Twists and their uses
Last, but most certainly never least, we must talk about the twists. Every year, CBS and the producers of the show want to keep the game fresh by adding in twists and turns that change the game. This season, those twists have come in the form of power apps and the Hacker competition.
The power apps added a wrinkle into early game play, and while they instigated a lot of talk and turmoil, they did very little to affect the game itself. Sam’s power app came and went without event as Kaitlin couldn’t complete her puzzle to return to the house, and Bayleigh was voted out before she could use her game-changing power app.
Tyler’s is the only one remaining, and while it could affect the game, it would only keep him safe, so it ultimately wouldn’t change much. I think the power apps are one of the most successful twists this show has come up with in 20 seasons. They caused a lot of problems for people who didn’t have them, but ultimately weren’t used in ways that altered the fabric of what makes Big Brother so much fun.

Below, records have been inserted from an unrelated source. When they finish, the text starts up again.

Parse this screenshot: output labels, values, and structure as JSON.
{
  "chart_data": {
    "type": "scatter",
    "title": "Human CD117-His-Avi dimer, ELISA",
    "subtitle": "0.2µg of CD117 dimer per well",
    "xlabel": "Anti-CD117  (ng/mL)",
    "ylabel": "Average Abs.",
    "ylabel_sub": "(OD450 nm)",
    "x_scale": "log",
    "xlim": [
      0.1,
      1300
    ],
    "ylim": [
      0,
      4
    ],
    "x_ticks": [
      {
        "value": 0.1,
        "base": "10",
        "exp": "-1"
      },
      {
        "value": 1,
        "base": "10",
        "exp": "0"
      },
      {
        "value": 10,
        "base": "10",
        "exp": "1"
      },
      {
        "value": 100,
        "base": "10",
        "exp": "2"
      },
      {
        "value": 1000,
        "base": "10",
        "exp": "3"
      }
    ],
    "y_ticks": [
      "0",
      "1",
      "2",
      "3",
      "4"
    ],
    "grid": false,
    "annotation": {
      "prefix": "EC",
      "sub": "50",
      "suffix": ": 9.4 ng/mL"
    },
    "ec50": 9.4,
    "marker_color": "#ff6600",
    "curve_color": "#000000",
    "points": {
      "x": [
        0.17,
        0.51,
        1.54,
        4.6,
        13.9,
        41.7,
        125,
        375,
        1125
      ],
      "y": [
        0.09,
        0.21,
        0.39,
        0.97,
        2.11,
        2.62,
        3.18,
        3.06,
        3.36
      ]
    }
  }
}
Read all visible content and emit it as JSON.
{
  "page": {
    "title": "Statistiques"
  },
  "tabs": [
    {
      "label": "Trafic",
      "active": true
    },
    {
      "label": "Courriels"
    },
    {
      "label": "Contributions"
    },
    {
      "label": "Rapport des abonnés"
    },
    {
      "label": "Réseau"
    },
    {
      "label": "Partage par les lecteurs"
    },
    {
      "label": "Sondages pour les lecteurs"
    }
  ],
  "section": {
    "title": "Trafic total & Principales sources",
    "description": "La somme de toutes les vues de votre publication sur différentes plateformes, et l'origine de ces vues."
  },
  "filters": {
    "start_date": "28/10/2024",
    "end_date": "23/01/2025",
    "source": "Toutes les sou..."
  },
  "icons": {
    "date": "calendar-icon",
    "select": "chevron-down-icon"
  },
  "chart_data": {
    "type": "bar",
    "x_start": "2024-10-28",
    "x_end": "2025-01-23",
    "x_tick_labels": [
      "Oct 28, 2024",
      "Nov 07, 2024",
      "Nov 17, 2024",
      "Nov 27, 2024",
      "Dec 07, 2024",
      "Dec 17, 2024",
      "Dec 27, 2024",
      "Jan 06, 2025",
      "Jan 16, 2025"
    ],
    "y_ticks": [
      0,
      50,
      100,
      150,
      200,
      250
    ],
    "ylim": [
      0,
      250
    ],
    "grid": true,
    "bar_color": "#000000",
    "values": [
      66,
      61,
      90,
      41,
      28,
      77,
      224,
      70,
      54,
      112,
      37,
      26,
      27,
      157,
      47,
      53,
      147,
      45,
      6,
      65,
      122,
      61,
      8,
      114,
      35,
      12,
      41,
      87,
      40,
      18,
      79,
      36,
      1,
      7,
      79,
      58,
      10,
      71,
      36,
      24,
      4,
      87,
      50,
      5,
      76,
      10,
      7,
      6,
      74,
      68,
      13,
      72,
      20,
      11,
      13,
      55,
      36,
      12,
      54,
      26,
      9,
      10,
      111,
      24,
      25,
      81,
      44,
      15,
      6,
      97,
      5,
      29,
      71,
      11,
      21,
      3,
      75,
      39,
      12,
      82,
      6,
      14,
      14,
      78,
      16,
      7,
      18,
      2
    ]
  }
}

The Hacker comp may have been a bit much, and it definitely affected the game for its two weeks in effect, but at least it was a competition and not just a gifted power. If you’re going to hand out that kind of power, it needs to be an equal opportunity game like the Hacker comp was. In the future, I hope they limit giving one houseguest that much power again, but ultimately, the Hackers won their powers fair and square.
No matter who wins this season of Big Brother, it will definitely go down as one of the best seasons the show has ever produced. The game play has been heightened after last year’s dismal slog, and I hope the producers take note of what has made this season so much better.